La Belgique est le 3e pays le plus taxé (Infographie)

Pascal Saint-Amans, le directeur du centre de politique fiscale de l’OCDE.
Pascal Saint-Amans, le directeur du centre de politique fiscale de l’OCDE. - Anadolu Agency

La charge fiscale, autrement dit l’ensemble des impôts, taxes et cotisations rapporté à la richesse nationale, est revenue à des niveaux records dans les pays développés, selon un rapport de l’Organisation de coopération et de développement économiques (OCDE) publié ce mercredi. La Belgique est le 3ème pays le plus taxé. En 2013, la pression fiscale était ainsi chez nous de 44,6 % du PIB, pour une moyenne de 34,1 % pour les autres États membres de l’OCDE (soit 0,4 point de plus qu’en 2012).

C’est un niveau proche des records atteints en 2007 avant la crise (34,2 %) et en 2000 (34,3 %).

Cette progression de la charge fiscale résulte selon l’OCDE de « plusieurs facteurs », et pas seulement de hausses d’impôts, même si le rapport souligne que « de nombreux pays ont relevé les taux et/ou élargi les bases d’imposition ».

Le Danemark, pays le plus taxé

Entre 2012 et 2013, selon l’OCDE, c’est au Portugal (+2,2 points) et en Turquie (+1,7 point) que la charge fiscale rapportée au PIB a le plus augmenté. La Belgique a connu une hausse de 0,6 point.

Elle a au contraire baissé en Norvège (-1,5 point), au Chili (-1,2) et en Nouvelle-Zélande (-0,9).

Au total, c’est le Danemark qui affiche le taux le plus élevé de prélèvements obligatoires (48,6 % en 2013), suivi de la France (45,0 %) et de la Belgique (44,6 %).

À l’autre extrémité du classement figurent le Mexique (19,7 %), le Chili (20,2 %), la Corée (24,3 %) et les États-Unis (25,4 %).

« La fiscalité relève de la culture de chaque pays »

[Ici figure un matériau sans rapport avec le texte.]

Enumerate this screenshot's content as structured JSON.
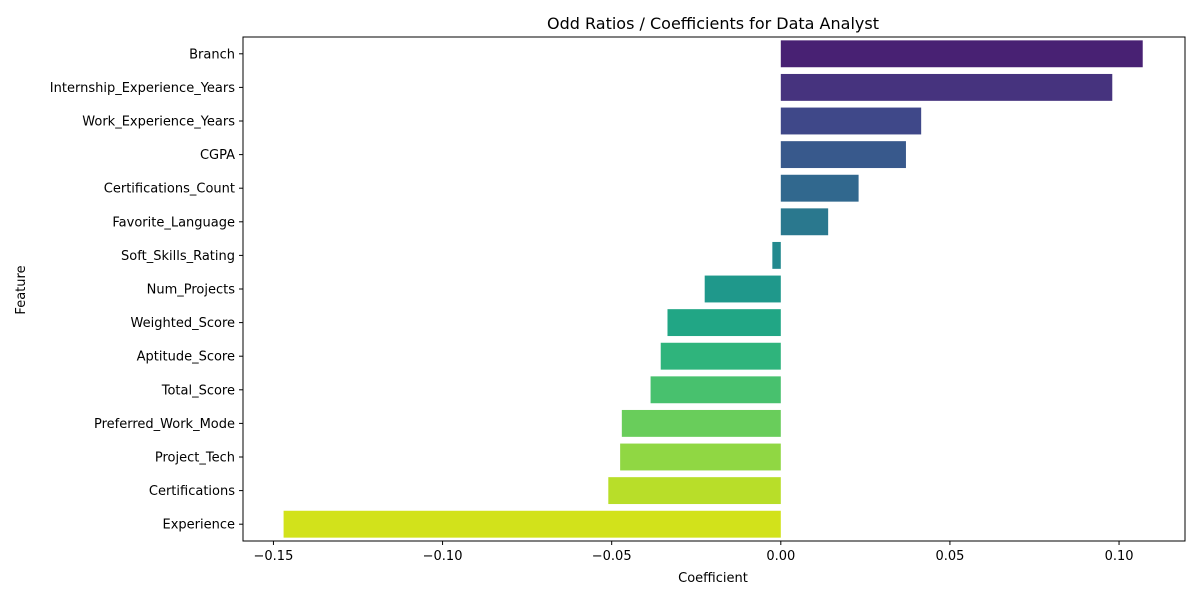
{
  "chart_data": {
    "type": "bar",
    "orientation": "horizontal",
    "title": "Odd Ratios / Coefficients for Data Analyst",
    "xlabel": "Coefficient",
    "ylabel": "Feature",
    "xlim": [
      -0.159,
      0.1195
    ],
    "xticks": [
      -0.15,
      -0.1,
      -0.05,
      0.0,
      0.05,
      0.1
    ],
    "xtick_labels": [
      "−0.15",
      "−0.10",
      "−0.05",
      "0.00",
      "0.05",
      "0.10"
    ],
    "grid": false,
    "categories": [
      "Branch",
      "Internship_Experience_Years",
      "Work_Experience_Years",
      "CGPA",
      "Certifications_Count",
      "Favorite_Language",
      "Soft_Skills_Rating",
      "Num_Projects",
      "Weighted_Score",
      "Aptitude_Score",
      "Total_Score",
      "Preferred_Work_Mode",
      "Project_Tech",
      "Certifications",
      "Experience"
    ],
    "values": [
      0.107,
      0.098,
      0.0415,
      0.037,
      0.023,
      0.014,
      -0.0025,
      -0.0225,
      -0.0335,
      -0.0355,
      -0.0385,
      -0.047,
      -0.0475,
      -0.051,
      -0.147
    ],
    "colors": [
      "#482173",
      "#46337e",
      "#3f4889",
      "#38598c",
      "#31688e",
      "#2a788e",
      "#23898e",
      "#1f988b",
      "#21a685",
      "#2fb47c",
      "#48c16e",
      "#69cd5b",
      "#90d743",
      "#b8de29",
      "#d2e21b"
    ]
  }
}
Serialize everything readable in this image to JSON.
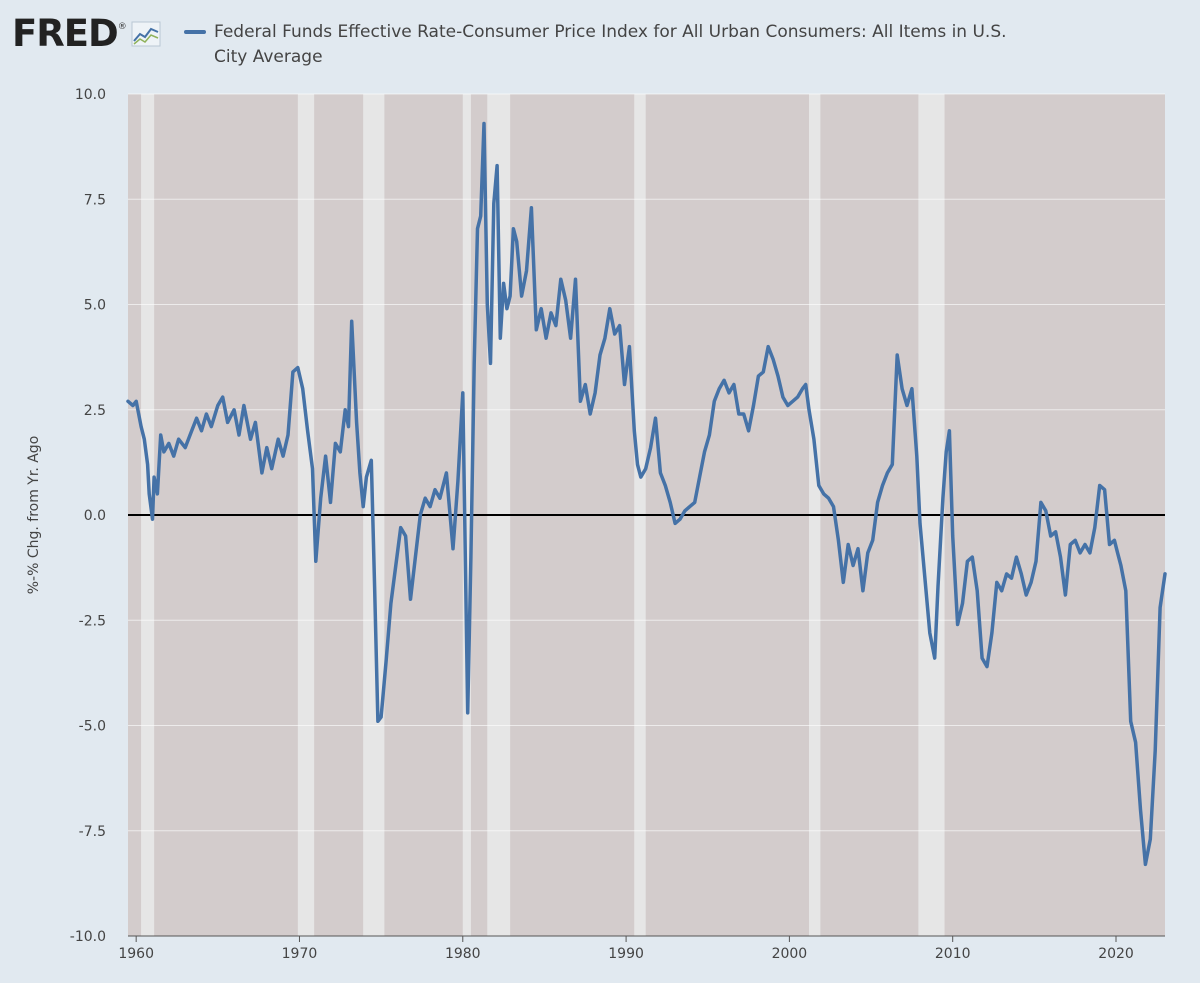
{
  "header": {
    "logo_text": "FRED",
    "logo_mark": "®",
    "logo_icon": "sparkline-icon",
    "series_title": "Federal Funds Effective Rate-Consumer Price Index for All Urban Consumers: All Items in U.S. City Average"
  },
  "chart_data": {
    "type": "line",
    "title": "Federal Funds Effective Rate-Consumer Price Index for All Urban Consumers: All Items in U.S. City Average",
    "xlabel": "",
    "ylabel": "%-% Chg. from Yr. Ago",
    "xlim": [
      1959.5,
      2023.0
    ],
    "ylim": [
      -10.0,
      10.0
    ],
    "y_ticks": [
      "10.0",
      "7.5",
      "5.0",
      "2.5",
      "0.0",
      "-2.5",
      "-5.0",
      "-7.5",
      "-10.0"
    ],
    "x_ticks": [
      "1960",
      "1970",
      "1980",
      "1990",
      "2000",
      "2010",
      "2020"
    ],
    "zero_line": true,
    "legend_position": "top",
    "colors": {
      "line": "#4572a7",
      "plot_background": "#d3cccc",
      "recession_band": "#e6e6e6",
      "page_background": "#e1e9f0",
      "zero_line": "#000000"
    },
    "recessions": [
      [
        1960.3,
        1961.1
      ],
      [
        1969.9,
        1970.9
      ],
      [
        1973.9,
        1975.2
      ],
      [
        1980.0,
        1980.5
      ],
      [
        1981.5,
        1982.9
      ],
      [
        1990.5,
        1991.2
      ],
      [
        2001.2,
        2001.9
      ],
      [
        2007.9,
        2009.5
      ]
    ],
    "series": [
      {
        "x": [
          1959.5,
          1959.8,
          1960.0,
          1960.3,
          1960.5,
          1960.7,
          1960.8,
          1961.0,
          1961.1,
          1961.3,
          1961.5,
          1961.7,
          1962.0,
          1962.3,
          1962.6,
          1963.0,
          1963.4,
          1963.7,
          1964.0,
          1964.3,
          1964.6,
          1965.0,
          1965.3,
          1965.6,
          1966.0,
          1966.3,
          1966.6,
          1967.0,
          1967.3,
          1967.7,
          1968.0,
          1968.3,
          1968.7,
          1969.0,
          1969.3,
          1969.6,
          1969.9,
          1970.2,
          1970.5,
          1970.8,
          1971.0,
          1971.3,
          1971.6,
          1971.9,
          1972.2,
          1972.5,
          1972.8,
          1973.0,
          1973.2,
          1973.5,
          1973.7,
          1973.9,
          1974.1,
          1974.4,
          1974.6,
          1974.8,
          1975.0,
          1975.3,
          1975.6,
          1975.9,
          1976.2,
          1976.5,
          1976.8,
          1977.1,
          1977.4,
          1977.7,
          1978.0,
          1978.3,
          1978.6,
          1979.0,
          1979.4,
          1979.7,
          1980.0,
          1980.3,
          1980.5,
          1980.7,
          1980.9,
          1981.1,
          1981.3,
          1981.5,
          1981.7,
          1981.9,
          1982.1,
          1982.3,
          1982.5,
          1982.7,
          1982.9,
          1983.1,
          1983.3,
          1983.6,
          1983.9,
          1984.2,
          1984.5,
          1984.8,
          1985.1,
          1985.4,
          1985.7,
          1986.0,
          1986.3,
          1986.6,
          1986.9,
          1987.2,
          1987.5,
          1987.8,
          1988.1,
          1988.4,
          1988.7,
          1989.0,
          1989.3,
          1989.6,
          1989.9,
          1990.2,
          1990.5,
          1990.7,
          1990.9,
          1991.2,
          1991.5,
          1991.8,
          1992.1,
          1992.4,
          1992.7,
          1993.0,
          1993.3,
          1993.6,
          1993.9,
          1994.2,
          1994.5,
          1994.8,
          1995.1,
          1995.4,
          1995.7,
          1996.0,
          1996.3,
          1996.6,
          1996.9,
          1997.2,
          1997.5,
          1997.8,
          1998.1,
          1998.4,
          1998.7,
          1999.0,
          1999.3,
          1999.6,
          1999.9,
          2000.2,
          2000.5,
          2000.8,
          2001.0,
          2001.2,
          2001.5,
          2001.8,
          2002.1,
          2002.4,
          2002.7,
          2003.0,
          2003.3,
          2003.6,
          2003.9,
          2004.2,
          2004.5,
          2004.8,
          2005.1,
          2005.4,
          2005.7,
          2006.0,
          2006.3,
          2006.6,
          2006.9,
          2007.2,
          2007.5,
          2007.8,
          2008.0,
          2008.3,
          2008.6,
          2008.9,
          2009.1,
          2009.4,
          2009.6,
          2009.8,
          2010.0,
          2010.3,
          2010.6,
          2010.9,
          2011.2,
          2011.5,
          2011.8,
          2012.1,
          2012.4,
          2012.7,
          2013.0,
          2013.3,
          2013.6,
          2013.9,
          2014.2,
          2014.5,
          2014.8,
          2015.1,
          2015.4,
          2015.7,
          2016.0,
          2016.3,
          2016.6,
          2016.9,
          2017.2,
          2017.5,
          2017.8,
          2018.1,
          2018.4,
          2018.7,
          2019.0,
          2019.3,
          2019.6,
          2019.9,
          2020.1,
          2020.3,
          2020.6,
          2020.9,
          2021.2,
          2021.5,
          2021.8,
          2022.1,
          2022.4,
          2022.7,
          2023.0
        ],
        "values": [
          2.7,
          2.6,
          2.7,
          2.1,
          1.8,
          1.2,
          0.5,
          -0.1,
          0.9,
          0.5,
          1.9,
          1.5,
          1.7,
          1.4,
          1.8,
          1.6,
          2.0,
          2.3,
          2.0,
          2.4,
          2.1,
          2.6,
          2.8,
          2.2,
          2.5,
          1.9,
          2.6,
          1.8,
          2.2,
          1.0,
          1.6,
          1.1,
          1.8,
          1.4,
          1.9,
          3.4,
          3.5,
          3.0,
          2.0,
          1.1,
          -1.1,
          0.4,
          1.4,
          0.3,
          1.7,
          1.5,
          2.5,
          2.1,
          4.6,
          2.2,
          1.0,
          0.2,
          0.9,
          1.3,
          -1.7,
          -4.9,
          -4.8,
          -3.5,
          -2.1,
          -1.2,
          -0.3,
          -0.5,
          -2.0,
          -1.0,
          0.0,
          0.4,
          0.2,
          0.6,
          0.4,
          1.0,
          -0.8,
          0.8,
          2.9,
          -4.7,
          -1.0,
          3.6,
          6.8,
          7.1,
          9.3,
          5.0,
          3.6,
          7.4,
          8.3,
          4.2,
          5.5,
          4.9,
          5.2,
          6.8,
          6.5,
          5.2,
          5.8,
          7.3,
          4.4,
          4.9,
          4.2,
          4.8,
          4.5,
          5.6,
          5.1,
          4.2,
          5.6,
          2.7,
          3.1,
          2.4,
          2.9,
          3.8,
          4.2,
          4.9,
          4.3,
          4.5,
          3.1,
          4.0,
          2.0,
          1.2,
          0.9,
          1.1,
          1.6,
          2.3,
          1.0,
          0.7,
          0.3,
          -0.2,
          -0.1,
          0.1,
          0.2,
          0.3,
          0.9,
          1.5,
          1.9,
          2.7,
          3.0,
          3.2,
          2.9,
          3.1,
          2.4,
          2.4,
          2.0,
          2.6,
          3.3,
          3.4,
          4.0,
          3.7,
          3.3,
          2.8,
          2.6,
          2.7,
          2.8,
          3.0,
          3.1,
          2.5,
          1.8,
          0.7,
          0.5,
          0.4,
          0.2,
          -0.6,
          -1.6,
          -0.7,
          -1.2,
          -0.8,
          -1.8,
          -0.9,
          -0.6,
          0.3,
          0.7,
          1.0,
          1.2,
          3.8,
          3.0,
          2.6,
          3.0,
          1.4,
          -0.2,
          -1.5,
          -2.8,
          -3.4,
          -1.7,
          0.4,
          1.5,
          2.0,
          -0.5,
          -2.6,
          -2.1,
          -1.1,
          -1.0,
          -1.8,
          -3.4,
          -3.6,
          -2.8,
          -1.6,
          -1.8,
          -1.4,
          -1.5,
          -1.0,
          -1.4,
          -1.9,
          -1.6,
          -1.1,
          0.3,
          0.1,
          -0.5,
          -0.4,
          -1.0,
          -1.9,
          -0.7,
          -0.6,
          -0.9,
          -0.7,
          -0.9,
          -0.3,
          0.7,
          0.6,
          -0.7,
          -0.6,
          -0.9,
          -1.2,
          -1.8,
          -4.9,
          -5.4,
          -7.0,
          -8.3,
          -7.7,
          -5.6,
          -2.2,
          -1.4
        ]
      }
    ]
  }
}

Pascal Saint-Amans, directeur du centre de politique fiscale de l’OCDE, a toutefois souligné les limites de l’exercice de comparaison, faisant remarquer que la fiscalité relevait aussi de « la culture de chaque pays ».

Certains pays laissent ainsi l’assurance-maladie dans le domaine privé, ou font payer l’accès aux universités, alors que d’autres organisent au contraire des accès gratuits et un financement basé sur des cotisations, d’où des taux de prélèvements obligatoires très différents.

Si le poids des prélèvements diffère, leur composition aussi « varie considérablement d’un pays à l’autre » a noté M. Saint-Amans, en distinguant malgré tout une tendance commune : « Sur le long terme, la taxe sur la valeur ajoutée (TVA) est un impôt qui a énormément progressé » dans de nombreux pays.

La Belgique se caractérise par des revenus plus importants issus de la taxation des personnes physiques, de l’impôt foncier et des contributions de sécurité sociale. Notre pays taxe en revanche moins les bénéfices des sociétés et la consommation des biens et des services.

L’OCDE exhorte ses États membres à percevoir moins d’impôts qui faussent l’économie, tels que ceux sur le travail ou sur les bénéfices des entreprises, et à plutôt lever des impôts plus favorables à la croissance économique, comme une taxation sur la consommation ou le patrimoine par exemple.

L’organisation note que les taux de TVA réduits bénéficient généralement de revenus plus élevés. C’est notamment particulièrement le cas avec les taux réduits de TVA dans les restaurants ou les hôtels.